Adapun lafazh dzawil arham yang dimaksud dalam istilah fuqaha adalah kerabat pewaris yang tidak mempunyai bagian/hak waris yang tertentu, baik dalam Al-Qur'an ataupun Sunnah, dan bukan pula termasuk dari para 'ashabah. Maksudnya, dzawil arham adalah mereka yang bukan termasuk ashhabul furudh dan bukan pula 'ashabah. Jadi, dzawil arham adalah ahli waris yang mempunyai tali kekerabatan dengan pewaris, namun mereka tidak mewarisinya secara ashhabul furudh dan tidak pula secara 'ashabah. Misalnya, bibi (saudara perempuan ayah atau ibu), paman (saudara laki-laki ibu), keponakan laki-laki dari saudara perempuan, cucu laki-laki dari anak perempuan, dan sebagainya.[3]


B.     Para Dzawil Arham
1.      Saudara ibu laki-laki dan perempuan (paman/bibi);
2.      Saudara ayah yang perempuan (bibi);
3.      Anak perempuan saudara ayah yang laki-laki (putrinya paman/ sepupu);
4.      Anak laki-laki dan anak perempuannya saudara perempuan (Ponakan);
5.      Cucu laki-laki dari anak perempuan;
6.      dan semua kerabat yang tidak mendapat harta waris.[4]

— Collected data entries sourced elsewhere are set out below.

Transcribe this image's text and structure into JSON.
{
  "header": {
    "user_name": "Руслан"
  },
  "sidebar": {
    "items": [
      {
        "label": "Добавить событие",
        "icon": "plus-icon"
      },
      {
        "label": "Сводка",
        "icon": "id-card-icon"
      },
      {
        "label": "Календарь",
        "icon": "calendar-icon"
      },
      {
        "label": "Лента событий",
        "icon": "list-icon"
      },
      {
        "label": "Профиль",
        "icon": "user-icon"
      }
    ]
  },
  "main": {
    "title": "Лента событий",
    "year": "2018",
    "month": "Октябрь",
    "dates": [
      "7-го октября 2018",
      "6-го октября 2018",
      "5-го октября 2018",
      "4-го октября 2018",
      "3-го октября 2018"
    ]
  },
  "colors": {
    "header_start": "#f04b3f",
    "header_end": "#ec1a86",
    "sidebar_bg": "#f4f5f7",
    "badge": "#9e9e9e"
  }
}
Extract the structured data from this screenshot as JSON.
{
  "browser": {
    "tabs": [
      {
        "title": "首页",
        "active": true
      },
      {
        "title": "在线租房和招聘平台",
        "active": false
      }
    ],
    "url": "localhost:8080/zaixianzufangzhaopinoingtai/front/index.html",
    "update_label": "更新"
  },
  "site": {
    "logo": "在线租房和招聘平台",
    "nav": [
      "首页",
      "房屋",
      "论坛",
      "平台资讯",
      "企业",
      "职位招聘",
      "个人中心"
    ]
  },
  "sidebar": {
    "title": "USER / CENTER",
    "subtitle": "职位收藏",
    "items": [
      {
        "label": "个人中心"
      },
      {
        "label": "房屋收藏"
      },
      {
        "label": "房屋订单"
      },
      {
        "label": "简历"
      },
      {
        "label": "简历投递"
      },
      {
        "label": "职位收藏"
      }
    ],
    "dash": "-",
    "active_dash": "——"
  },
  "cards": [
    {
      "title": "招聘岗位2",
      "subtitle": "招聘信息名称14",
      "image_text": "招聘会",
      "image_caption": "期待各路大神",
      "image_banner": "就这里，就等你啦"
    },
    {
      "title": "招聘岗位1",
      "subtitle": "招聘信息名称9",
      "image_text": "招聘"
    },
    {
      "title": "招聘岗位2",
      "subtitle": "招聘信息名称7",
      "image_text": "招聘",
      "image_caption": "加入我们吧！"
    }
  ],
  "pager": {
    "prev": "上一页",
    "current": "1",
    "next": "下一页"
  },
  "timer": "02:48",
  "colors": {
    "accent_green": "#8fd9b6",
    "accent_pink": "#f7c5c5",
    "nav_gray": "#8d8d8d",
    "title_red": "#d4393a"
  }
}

C.    Pembagian Harta Waris
1.      Saudara Kandung dan Seayah,
a.      Setengah (1/2) jika sendirian,
b.     Dua pertiga (2/3) jika berdua atau lebih,
c.      Asabah bi l-ghair jika ada saudara laki-laki seayah,
d.      Asabah ma’a l-gair jika ada anak atau cucu perempuan,
e.   Seperenam (1/6) sebagai pelengkap dua pertiga. Dasar ini diqiaskan dengan bagian cucu perempuan yang mewarisi bersama seorang anak perempuan.

2.      Saudara Seibu
a.       Seperenam (1/6) jika sendirian.
b.      Sepertiga (1/3) jika berdua atau lebih.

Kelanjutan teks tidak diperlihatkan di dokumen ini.